Integrating variational and learning models for imaging inverse problems

Imaging inverse problems are fundamental in various fields like diagnostic medicine and manufacturing engineering. Current methods for reconstruction can be divided into variational and learning-based models. Variational techniques use knowledge of the acquisition model to to reformulate the inverse problem as an optimization problem. The performances of these approach is often limited by regularization choices. Learning-based methods learn reconstruction maps directly from the data but lack consistent theoretical understanding. This thesis explores different integrated frameworks, specifically developed to overcome some limitations of both approaches, demonstrating improvements without sacrificing the performances. Variational models incorporating data-driven techniques are improved, considering a bilevel framework for Total Variation regularization or a Plug-and-Play convergent schemes for iterative reconstruction. Several deep learning architectures for image reconstruction are presented, including models for super resolution microscopy and few-view CT, as well as regularization strategies within the Deep Image Prior framework.

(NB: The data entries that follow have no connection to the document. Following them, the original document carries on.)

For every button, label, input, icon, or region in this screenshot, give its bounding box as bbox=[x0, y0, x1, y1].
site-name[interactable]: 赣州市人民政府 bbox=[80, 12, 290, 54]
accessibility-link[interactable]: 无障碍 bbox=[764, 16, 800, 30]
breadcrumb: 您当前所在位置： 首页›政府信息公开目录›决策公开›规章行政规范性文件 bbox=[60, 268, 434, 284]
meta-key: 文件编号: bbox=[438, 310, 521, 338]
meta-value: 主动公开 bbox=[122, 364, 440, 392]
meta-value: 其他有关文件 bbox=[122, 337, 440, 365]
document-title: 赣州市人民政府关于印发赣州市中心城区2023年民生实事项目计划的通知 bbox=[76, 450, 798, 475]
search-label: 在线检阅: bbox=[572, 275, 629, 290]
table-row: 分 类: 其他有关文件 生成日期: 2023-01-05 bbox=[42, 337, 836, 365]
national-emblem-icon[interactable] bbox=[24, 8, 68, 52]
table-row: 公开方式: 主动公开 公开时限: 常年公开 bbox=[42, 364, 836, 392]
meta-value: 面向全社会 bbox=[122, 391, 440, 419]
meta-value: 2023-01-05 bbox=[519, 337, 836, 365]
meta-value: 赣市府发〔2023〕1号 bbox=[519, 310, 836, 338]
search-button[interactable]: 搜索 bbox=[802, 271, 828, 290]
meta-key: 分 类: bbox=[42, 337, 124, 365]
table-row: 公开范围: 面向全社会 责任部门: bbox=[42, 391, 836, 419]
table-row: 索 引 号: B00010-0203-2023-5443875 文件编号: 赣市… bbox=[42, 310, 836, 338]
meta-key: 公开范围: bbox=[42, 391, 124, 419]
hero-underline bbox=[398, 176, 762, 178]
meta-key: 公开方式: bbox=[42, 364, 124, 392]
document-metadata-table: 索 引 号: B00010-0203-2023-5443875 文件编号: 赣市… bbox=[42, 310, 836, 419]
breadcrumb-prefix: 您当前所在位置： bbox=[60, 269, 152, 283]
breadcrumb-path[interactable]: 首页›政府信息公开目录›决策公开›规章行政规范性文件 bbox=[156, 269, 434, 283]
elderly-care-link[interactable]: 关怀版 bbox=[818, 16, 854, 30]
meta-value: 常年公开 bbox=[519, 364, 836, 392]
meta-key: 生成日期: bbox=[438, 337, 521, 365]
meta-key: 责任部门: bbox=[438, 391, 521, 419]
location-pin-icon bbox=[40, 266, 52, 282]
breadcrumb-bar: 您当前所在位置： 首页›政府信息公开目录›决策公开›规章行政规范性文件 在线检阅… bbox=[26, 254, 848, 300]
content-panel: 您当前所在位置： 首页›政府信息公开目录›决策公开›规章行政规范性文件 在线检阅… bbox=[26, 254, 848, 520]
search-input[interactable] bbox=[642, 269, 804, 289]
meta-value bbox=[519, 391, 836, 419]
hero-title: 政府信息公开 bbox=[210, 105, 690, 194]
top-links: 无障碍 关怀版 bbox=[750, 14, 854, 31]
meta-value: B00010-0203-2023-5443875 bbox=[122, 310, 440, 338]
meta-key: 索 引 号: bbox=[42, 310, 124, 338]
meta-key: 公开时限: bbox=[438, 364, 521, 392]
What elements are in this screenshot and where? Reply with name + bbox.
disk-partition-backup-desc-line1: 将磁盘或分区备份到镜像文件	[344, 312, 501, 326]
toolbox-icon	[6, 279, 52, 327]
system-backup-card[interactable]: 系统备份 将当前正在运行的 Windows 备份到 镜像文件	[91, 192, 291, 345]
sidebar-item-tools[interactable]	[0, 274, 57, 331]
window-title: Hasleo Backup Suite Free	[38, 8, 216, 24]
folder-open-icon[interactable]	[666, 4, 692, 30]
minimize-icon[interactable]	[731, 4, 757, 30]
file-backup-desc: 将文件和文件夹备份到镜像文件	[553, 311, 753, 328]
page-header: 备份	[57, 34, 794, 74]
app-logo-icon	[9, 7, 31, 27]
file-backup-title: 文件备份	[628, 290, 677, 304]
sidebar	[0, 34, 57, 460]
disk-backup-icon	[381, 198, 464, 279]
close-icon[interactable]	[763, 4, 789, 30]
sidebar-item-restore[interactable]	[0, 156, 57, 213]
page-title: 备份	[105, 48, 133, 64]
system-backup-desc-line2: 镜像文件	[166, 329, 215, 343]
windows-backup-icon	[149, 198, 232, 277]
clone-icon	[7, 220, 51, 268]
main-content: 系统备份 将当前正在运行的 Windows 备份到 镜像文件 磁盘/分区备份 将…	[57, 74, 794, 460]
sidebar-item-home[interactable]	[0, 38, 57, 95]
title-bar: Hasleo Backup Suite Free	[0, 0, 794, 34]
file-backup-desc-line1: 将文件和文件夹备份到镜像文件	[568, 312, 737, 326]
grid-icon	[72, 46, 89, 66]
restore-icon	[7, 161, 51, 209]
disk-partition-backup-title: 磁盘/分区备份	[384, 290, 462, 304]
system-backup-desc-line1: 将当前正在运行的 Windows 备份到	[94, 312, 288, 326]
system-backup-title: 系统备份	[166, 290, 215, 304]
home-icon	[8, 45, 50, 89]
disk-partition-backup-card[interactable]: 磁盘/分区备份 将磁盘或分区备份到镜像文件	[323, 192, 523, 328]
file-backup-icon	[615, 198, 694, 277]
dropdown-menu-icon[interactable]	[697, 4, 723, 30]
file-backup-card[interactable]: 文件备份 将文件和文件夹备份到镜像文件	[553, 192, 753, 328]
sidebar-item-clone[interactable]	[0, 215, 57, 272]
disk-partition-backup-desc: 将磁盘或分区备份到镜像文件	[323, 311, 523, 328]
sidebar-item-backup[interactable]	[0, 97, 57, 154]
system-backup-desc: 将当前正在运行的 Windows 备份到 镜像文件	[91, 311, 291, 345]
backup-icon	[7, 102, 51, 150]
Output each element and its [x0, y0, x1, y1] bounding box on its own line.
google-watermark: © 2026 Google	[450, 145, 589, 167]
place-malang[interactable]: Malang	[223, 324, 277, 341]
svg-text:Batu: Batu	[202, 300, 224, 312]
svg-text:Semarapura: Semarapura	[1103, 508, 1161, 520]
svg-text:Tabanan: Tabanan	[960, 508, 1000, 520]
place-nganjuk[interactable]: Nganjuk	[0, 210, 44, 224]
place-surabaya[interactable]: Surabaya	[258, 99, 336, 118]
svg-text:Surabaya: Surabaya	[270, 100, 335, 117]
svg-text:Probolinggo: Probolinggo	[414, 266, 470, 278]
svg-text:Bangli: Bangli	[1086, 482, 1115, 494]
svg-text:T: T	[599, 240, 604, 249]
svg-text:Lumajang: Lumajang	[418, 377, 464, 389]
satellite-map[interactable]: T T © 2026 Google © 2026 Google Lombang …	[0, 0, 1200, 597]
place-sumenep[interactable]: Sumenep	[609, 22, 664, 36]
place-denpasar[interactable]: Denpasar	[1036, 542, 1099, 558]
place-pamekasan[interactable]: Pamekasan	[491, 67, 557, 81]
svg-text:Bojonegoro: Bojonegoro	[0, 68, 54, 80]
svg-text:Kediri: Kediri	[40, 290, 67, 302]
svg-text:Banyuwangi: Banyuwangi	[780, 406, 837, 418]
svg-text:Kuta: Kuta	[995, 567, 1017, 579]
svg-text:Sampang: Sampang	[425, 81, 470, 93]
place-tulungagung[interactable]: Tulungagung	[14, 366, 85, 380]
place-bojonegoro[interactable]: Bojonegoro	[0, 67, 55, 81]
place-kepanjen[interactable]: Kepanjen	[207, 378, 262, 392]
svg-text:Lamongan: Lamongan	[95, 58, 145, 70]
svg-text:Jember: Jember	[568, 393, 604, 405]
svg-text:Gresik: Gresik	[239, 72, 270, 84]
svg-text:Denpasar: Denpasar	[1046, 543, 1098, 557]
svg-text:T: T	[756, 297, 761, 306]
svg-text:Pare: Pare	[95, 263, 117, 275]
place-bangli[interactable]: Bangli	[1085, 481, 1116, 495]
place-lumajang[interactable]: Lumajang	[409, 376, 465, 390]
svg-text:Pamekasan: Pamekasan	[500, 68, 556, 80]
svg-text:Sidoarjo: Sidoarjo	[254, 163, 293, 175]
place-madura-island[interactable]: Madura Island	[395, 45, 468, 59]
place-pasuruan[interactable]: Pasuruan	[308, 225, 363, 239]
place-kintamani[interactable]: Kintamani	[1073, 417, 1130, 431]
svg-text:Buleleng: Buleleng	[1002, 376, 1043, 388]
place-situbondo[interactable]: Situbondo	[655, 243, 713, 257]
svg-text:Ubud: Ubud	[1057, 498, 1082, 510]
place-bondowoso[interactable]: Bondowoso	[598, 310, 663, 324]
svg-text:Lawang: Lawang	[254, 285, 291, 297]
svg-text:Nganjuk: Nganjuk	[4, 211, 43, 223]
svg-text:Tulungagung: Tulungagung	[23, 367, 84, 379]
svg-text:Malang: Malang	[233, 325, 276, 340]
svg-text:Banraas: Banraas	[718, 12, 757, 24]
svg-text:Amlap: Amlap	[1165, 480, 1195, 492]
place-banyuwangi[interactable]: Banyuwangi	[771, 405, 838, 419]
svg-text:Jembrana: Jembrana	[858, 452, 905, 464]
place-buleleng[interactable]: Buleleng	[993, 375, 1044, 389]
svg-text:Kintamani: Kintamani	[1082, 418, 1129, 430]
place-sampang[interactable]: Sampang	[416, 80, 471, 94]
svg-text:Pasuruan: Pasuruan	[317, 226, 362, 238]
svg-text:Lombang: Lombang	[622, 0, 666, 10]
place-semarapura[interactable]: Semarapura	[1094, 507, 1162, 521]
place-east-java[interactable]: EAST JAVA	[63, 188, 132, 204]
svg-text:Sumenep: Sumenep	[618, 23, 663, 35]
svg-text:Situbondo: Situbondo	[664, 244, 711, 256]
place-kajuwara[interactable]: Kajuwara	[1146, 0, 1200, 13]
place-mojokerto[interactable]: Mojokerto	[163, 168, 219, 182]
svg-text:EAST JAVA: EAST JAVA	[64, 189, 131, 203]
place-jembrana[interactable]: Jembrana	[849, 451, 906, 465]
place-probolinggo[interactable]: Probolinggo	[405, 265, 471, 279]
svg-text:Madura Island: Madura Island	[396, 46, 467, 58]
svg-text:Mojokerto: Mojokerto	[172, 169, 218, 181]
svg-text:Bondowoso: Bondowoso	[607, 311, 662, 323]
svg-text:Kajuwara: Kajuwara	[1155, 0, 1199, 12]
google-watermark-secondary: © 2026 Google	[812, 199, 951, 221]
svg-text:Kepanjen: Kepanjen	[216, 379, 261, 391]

These approaches highlight the importance of architecture choice and the potential for improvement by incorporating handcrafted regularization terms in deep learning framework. The proposed approaches show how the choice of the architecture in learning-based models is crucial. In addition, their general performances can be improved by employing handcrafted regularization terms, as in the variational framework. In conclusion, the models presented in this thesis confirm that the tools, developed by regularization theory, represent an important component to analyze and control the theoretical guarantees and properties of learning-based techniques, when applied to imaging inverse problems.